A leader in the moderate resistance to fundamentalist influence in the closing decades of the 20th century says he sees troubling similarities between today’s political climate and the era now commonly referred to as the Conservative Resurgence in the Southern Baptist Convention.
David Currie, who led the moderate political and educational group Texas Baptists Committed more than 20 years before stepping aside in 2009, said in a weekend radio interview that the conservative strategy was based on “untruth” — such as one leader’s repeated charge “that some of our Southern Baptist seminaries did not have a single professor that believed the Bible was the word of God” — to inflame grassroots Baptists to rebel against the status quo.
“The strategy was untruth. The strategy was attack and it was to mislead people,” Currie told former Interfaith Alliance head Welton Gaddy Dec. 10 on the “State of Belief” weekly radio program.
Currie said the conservative strategy took advantage of a form of denominational governance that entitled small and marginally involved churches to the same maximum number of voting messengers as congregations that were much larger and more deeply invested.
“It allowed the uneducated people to fall for this kind of strategy, show up at the convention and follow the leadership that was there,” Currie said. “I hate to say it, but you see it repeating itself in national politics right now — truth, followed by people who don’t know any better, calling for change that isn’t even needed.”
Currie said his first exposure to the “fundamentalist takeover” came when he worked for the Christian Life Commission — the SBC’s moral concerns agency now known as the Ethics and Religious Liberty Commission — with the 1979 election of Memphis mega-church pastor Adrian Rogers as convention president.
“We began to see it right then, and a few of us quickly recognized this was not just a pendulum swing, this was something extremely serious,” Currie said.

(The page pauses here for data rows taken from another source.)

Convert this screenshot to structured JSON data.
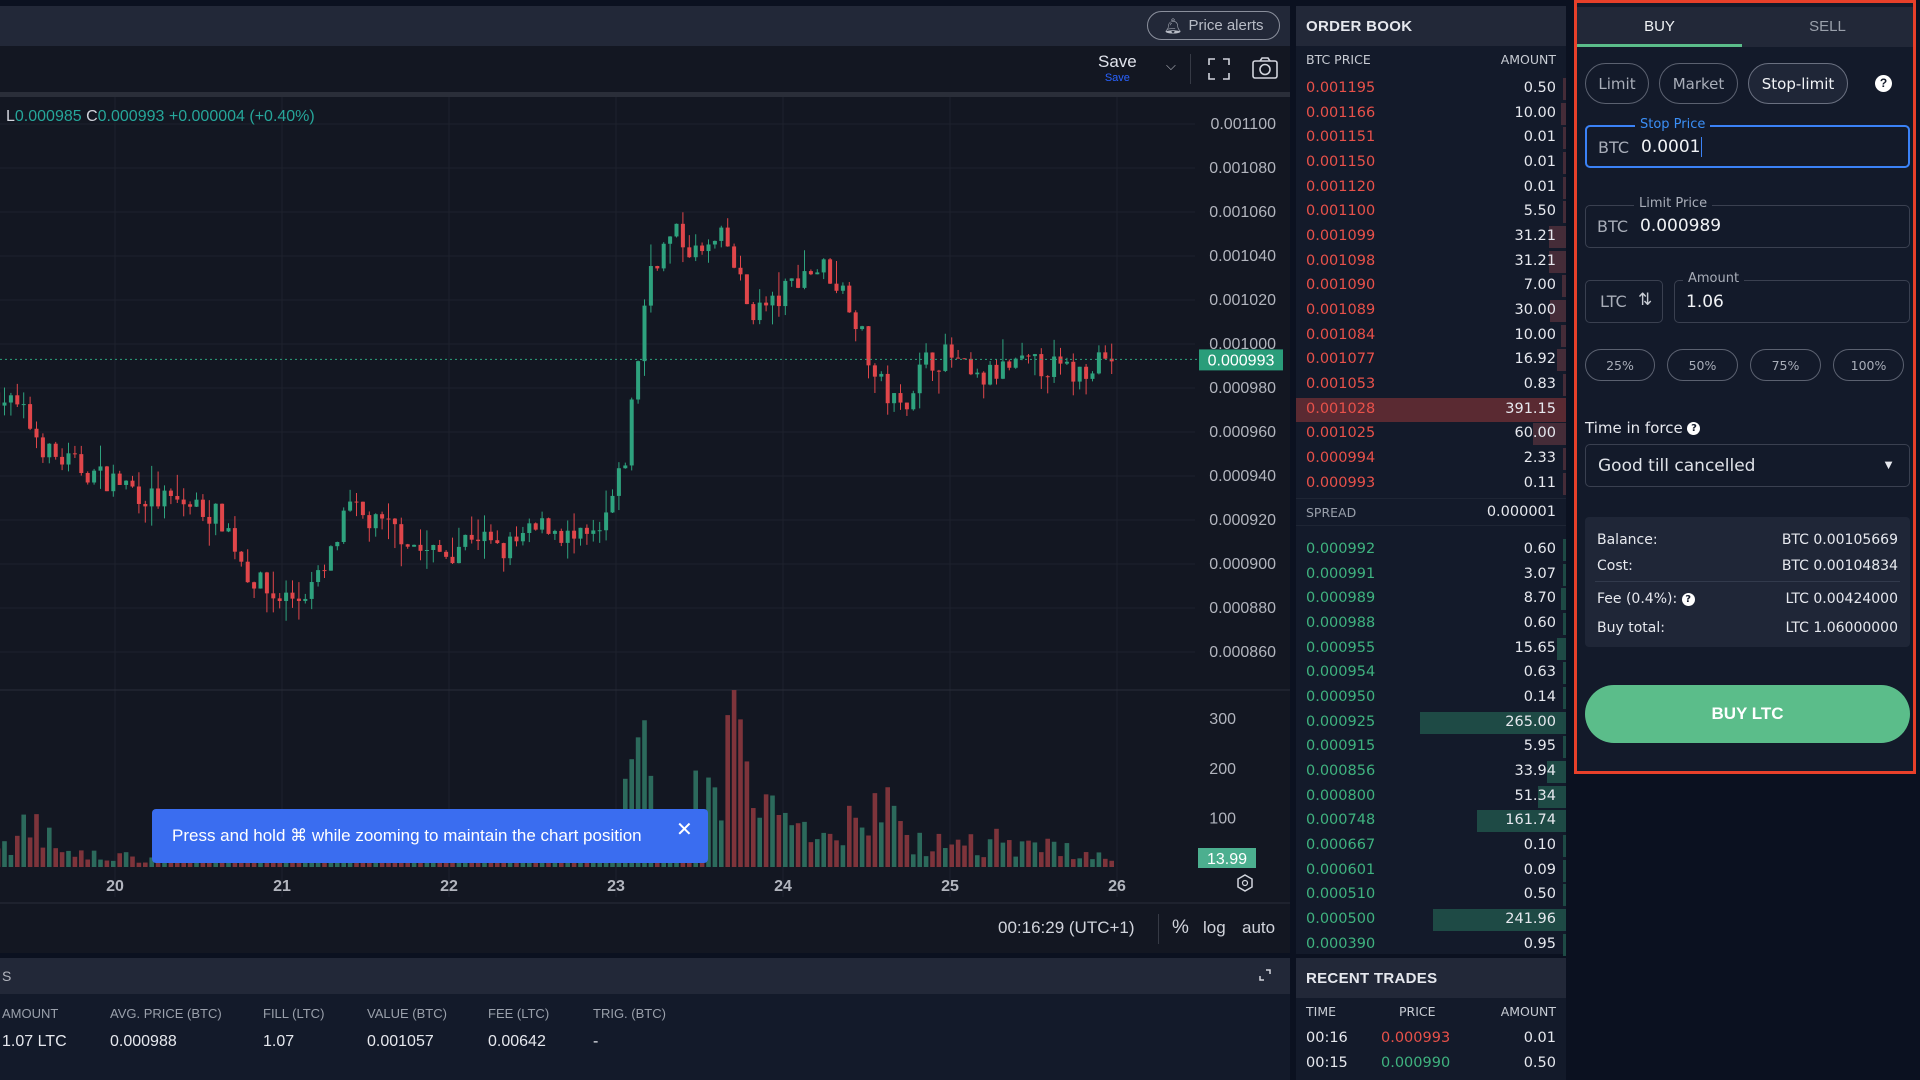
{
  "header": {
    "price_alerts_label": "Price alerts",
    "price_alerts_icon": "bell-icon"
  },
  "toolbar": {
    "save_label": "Save",
    "save_sublabel": "Save",
    "fullscreen_icon": "fullscreen-icon",
    "camera_icon": "camera-icon"
  },
  "legend": {
    "low_key": "L",
    "low_value": "0.000985",
    "close_key": "C",
    "close_value": "0.000993",
    "change": "+0.000004 (+0.40%)"
  },
  "toast": {
    "message": "Press and hold ⌘ while zooming to maintain the chart position",
    "close_icon": "close-icon"
  },
  "chart_footer": {
    "time": "00:16:29 (UTC+1)",
    "percent": "%",
    "log": "log",
    "auto": "auto"
  },
  "chart_data": {
    "type": "candlestick",
    "price_ticks": [
      "0.001100",
      "0.001080",
      "0.001060",
      "0.001040",
      "0.001020",
      "0.001000",
      "0.000980",
      "0.000960",
      "0.000940",
      "0.000920",
      "0.000900",
      "0.000880",
      "0.000860"
    ],
    "ylim": [
      0.000848,
      0.001113
    ],
    "volume_ticks": [
      "300",
      "200",
      "100"
    ],
    "date_ticks": [
      "20",
      "21",
      "22",
      "23",
      "24",
      "25",
      "26"
    ],
    "last_price_label": "0.000993",
    "last_price": 0.000993,
    "last_volume_label": "13.99",
    "close_samples": [
      [
        19.3,
        0.000978
      ],
      [
        19.45,
        0.000968
      ],
      [
        19.6,
        0.00095
      ],
      [
        19.75,
        0.000945
      ],
      [
        19.9,
        0.00094
      ],
      [
        20.05,
        0.000937
      ],
      [
        20.2,
        0.00093
      ],
      [
        20.35,
        0.000928
      ],
      [
        20.5,
        0.000926
      ],
      [
        20.65,
        0.00092
      ],
      [
        20.8,
        0.000895
      ],
      [
        20.95,
        0.000885
      ],
      [
        21.1,
        0.000885
      ],
      [
        21.25,
        0.000895
      ],
      [
        21.4,
        0.000925
      ],
      [
        21.55,
        0.000918
      ],
      [
        21.7,
        0.000915
      ],
      [
        21.85,
        0.000905
      ],
      [
        22.0,
        0.000905
      ],
      [
        22.15,
        0.000915
      ],
      [
        22.3,
        0.000905
      ],
      [
        22.45,
        0.000912
      ],
      [
        22.6,
        0.000918
      ],
      [
        22.75,
        0.00091
      ],
      [
        22.9,
        0.000912
      ],
      [
        23.05,
        0.000945
      ],
      [
        23.2,
        0.001035
      ],
      [
        23.35,
        0.00105
      ],
      [
        23.5,
        0.00104
      ],
      [
        23.65,
        0.001048
      ],
      [
        23.8,
        0.001015
      ],
      [
        23.95,
        0.001018
      ],
      [
        24.1,
        0.001032
      ],
      [
        24.25,
        0.001035
      ],
      [
        24.4,
        0.00102
      ],
      [
        24.55,
        0.000985
      ],
      [
        24.7,
        0.00097
      ],
      [
        24.85,
        0.000992
      ],
      [
        25.0,
        0.000995
      ],
      [
        25.15,
        0.000982
      ],
      [
        25.3,
        0.000988
      ],
      [
        25.45,
        0.00099
      ],
      [
        25.6,
        0.00099
      ],
      [
        25.75,
        0.000986
      ],
      [
        25.9,
        0.000995
      ],
      [
        26.0,
        0.000993
      ]
    ],
    "volume_samples": [
      [
        19.3,
        40
      ],
      [
        19.5,
        90
      ],
      [
        19.7,
        30
      ],
      [
        20.0,
        20
      ],
      [
        20.3,
        25
      ],
      [
        20.6,
        30
      ],
      [
        21.0,
        40
      ],
      [
        21.3,
        70
      ],
      [
        21.6,
        35
      ],
      [
        22.0,
        30
      ],
      [
        22.4,
        35
      ],
      [
        22.8,
        40
      ],
      [
        23.0,
        60
      ],
      [
        23.1,
        280
      ],
      [
        23.3,
        90
      ],
      [
        23.5,
        140
      ],
      [
        23.7,
        320
      ],
      [
        23.9,
        110
      ],
      [
        24.1,
        80
      ],
      [
        24.3,
        60
      ],
      [
        24.5,
        120
      ],
      [
        24.6,
        140
      ],
      [
        24.8,
        60
      ],
      [
        25.0,
        50
      ],
      [
        25.3,
        55
      ],
      [
        25.6,
        45
      ],
      [
        26.0,
        15
      ]
    ],
    "colors": {
      "up": "#2ea27e",
      "down": "#e0464a",
      "up_volume": "#2c6a5c",
      "down_volume": "#7e343b"
    }
  },
  "orders": {
    "title_fragment": "S",
    "expand_icon": "expand-icon",
    "columns": [
      "AMOUNT",
      "AVG. PRICE (BTC)",
      "FILL (LTC)",
      "VALUE (BTC)",
      "FEE (LTC)",
      "TRIG. (BTC)"
    ],
    "rows": [
      [
        "1.07 LTC",
        "0.000988",
        "1.07",
        "0.001057",
        "0.00642",
        "-"
      ]
    ]
  },
  "order_book": {
    "title": "ORDER BOOK",
    "price_header": "BTC PRICE",
    "amount_header": "AMOUNT",
    "depth_max": 400,
    "asks": [
      [
        "0.001195",
        "0.50"
      ],
      [
        "0.001166",
        "10.00"
      ],
      [
        "0.001151",
        "0.01"
      ],
      [
        "0.001150",
        "0.01"
      ],
      [
        "0.001120",
        "0.01"
      ],
      [
        "0.001100",
        "5.50"
      ],
      [
        "0.001099",
        "31.21"
      ],
      [
        "0.001098",
        "31.21"
      ],
      [
        "0.001090",
        "7.00"
      ],
      [
        "0.001089",
        "30.00"
      ],
      [
        "0.001084",
        "10.00"
      ],
      [
        "0.001077",
        "16.92"
      ],
      [
        "0.001053",
        "0.83"
      ],
      [
        "0.001028",
        "391.15"
      ],
      [
        "0.001025",
        "60.00"
      ],
      [
        "0.000994",
        "2.33"
      ],
      [
        "0.000993",
        "0.11"
      ]
    ],
    "highlighted_ask": "0.001028",
    "spread_label": "SPREAD",
    "spread_value": "0.000001",
    "bids": [
      [
        "0.000992",
        "0.60"
      ],
      [
        "0.000991",
        "3.07"
      ],
      [
        "0.000989",
        "8.70"
      ],
      [
        "0.000988",
        "0.60"
      ],
      [
        "0.000955",
        "15.65"
      ],
      [
        "0.000954",
        "0.63"
      ],
      [
        "0.000950",
        "0.14"
      ],
      [
        "0.000925",
        "265.00"
      ],
      [
        "0.000915",
        "5.95"
      ],
      [
        "0.000856",
        "33.94"
      ],
      [
        "0.000800",
        "51.34"
      ],
      [
        "0.000748",
        "161.74"
      ],
      [
        "0.000667",
        "0.10"
      ],
      [
        "0.000601",
        "0.09"
      ],
      [
        "0.000510",
        "0.50"
      ],
      [
        "0.000500",
        "241.96"
      ],
      [
        "0.000390",
        "0.95"
      ]
    ],
    "colors": {
      "ask": "#e8514a",
      "bid": "#3fb27f"
    }
  },
  "recent_trades": {
    "title": "RECENT TRADES",
    "columns": [
      "TIME",
      "PRICE",
      "AMOUNT"
    ],
    "rows": [
      [
        "00:16",
        "0.000993",
        "0.01",
        "sell"
      ],
      [
        "00:15",
        "0.000990",
        "0.50",
        "buy"
      ]
    ]
  },
  "trade": {
    "tabs": [
      "BUY",
      "SELL"
    ],
    "active_tab": "BUY",
    "order_types": [
      "Limit",
      "Market",
      "Stop-limit"
    ],
    "active_order_type": "Stop-limit",
    "stop_price": {
      "label": "Stop Price",
      "currency": "BTC",
      "value": "0.0001"
    },
    "limit_price": {
      "label": "Limit Price",
      "currency": "BTC",
      "value": "0.000989"
    },
    "amount": {
      "label": "Amount",
      "currency": "LTC",
      "value": "1.06"
    },
    "percents": [
      "25%",
      "50%",
      "75%",
      "100%"
    ],
    "time_in_force": {
      "label": "Time in force",
      "value": "Good till cancelled"
    },
    "summary": {
      "balance_label": "Balance:",
      "balance_value": "BTC 0.00105669",
      "cost_label": "Cost:",
      "cost_value": "BTC 0.00104834",
      "fee_label": "Fee (0.4%):",
      "fee_value": "LTC 0.00424000",
      "total_label": "Buy total:",
      "total_value": "LTC 1.06000000"
    },
    "submit_label": "BUY LTC",
    "accent": "#5bbd8a",
    "highlight_border": "#e8402a"
  }
}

Currie said fundamentalism — whether Christian, Islamic or whatever — “is always my way or the highway.”
“It’s always, ‘If you don’t agree with me, you don’t believe the Bible; you don’t believe the truth.’ It’s a completely closed system for freedom of thought and for freedom of expression that is different in any form of fashion,” he said.
“Once this started permeating the Southern Baptist Convention it was clear to see where it was headed,” Currie said. “If they could get control of our seminaries that control what is taught, there would be no more education as you and I would define it. It would become indoctrination, and they were successful in doing it.”
Currie said the moderate response was slow to organize. “I didn’t really get involved until 1988, and folks were late to recognize it. Of course now the Southern Baptist seminaries are places that traditional Baptists should not attend.”
Currie said he learned early on that fundamentalism is “a totally different way of looking at the world,” one that “just doesn’t allow any diversity, any freedom of thought.”
“Especially here in Texas, we realized that when you’re dealing with fundamentalism, there isn’t a middle ground,” he said. “Our nature — the way you and I think and operate — is let’s sit down and reason together.”
“I realized that with the fundamentalist movement if you had a body of water 100 feet long and you built a bridge 99 feet, they wouldn’t let you build that last foot,” Currie said. “There was never room for compromise. You had to defeat them in what they were doing.”
“Now, you had to do it with more character and integrity, so what I ended up doing in Texas is leading the effort to strategically deal with getting the messengers to the convention to defeat fundamentalists,” Currie related. “I had a public organization that people could join called Texas Baptists Committed. I found individuals even in fundamentalist churches and in somewhat conservative churches that really believed in the First Amendment and really believed in allowing the professors in our colleges to teach and encourage people to think.”
“So we actually had to have a political campaign to get people to the convention and defeat them, and we successfully did that in Texas,” Currie said. “So that’s why I’m somewhat disappointed now in some things happening here, but that’s a different story.”
Currie said he tried to spread the Baptists Committed message into the Southeast, but the moderate leadership in those states “kept thinking they could fight this quietly and behind the scenes, which you really can’t do.” Currie said that strategy succeeded only in Virginia and to a degree in North Carolina.
“The organized effort to resist this kind evil, as I call it, never really materialized in other states to the level that it did in Texas,” Currie said. “Part of it is they needed to have someone full time doing it, like we had here, that was committed to it.”
Currie said he carried his philosophy “that any lie had to be answered” to confront attacks on the Cooperative Baptist Fellowship in the early 1990s. “They would attack the Cooperative Baptist Fellowship, and even though Baptists Committed was something different, I answered every lie, publicly and in writing and in speaking and other ways,” Currie said. “I think you have to do that. You just simply can’t leave lies unanswered, or people will believe them.”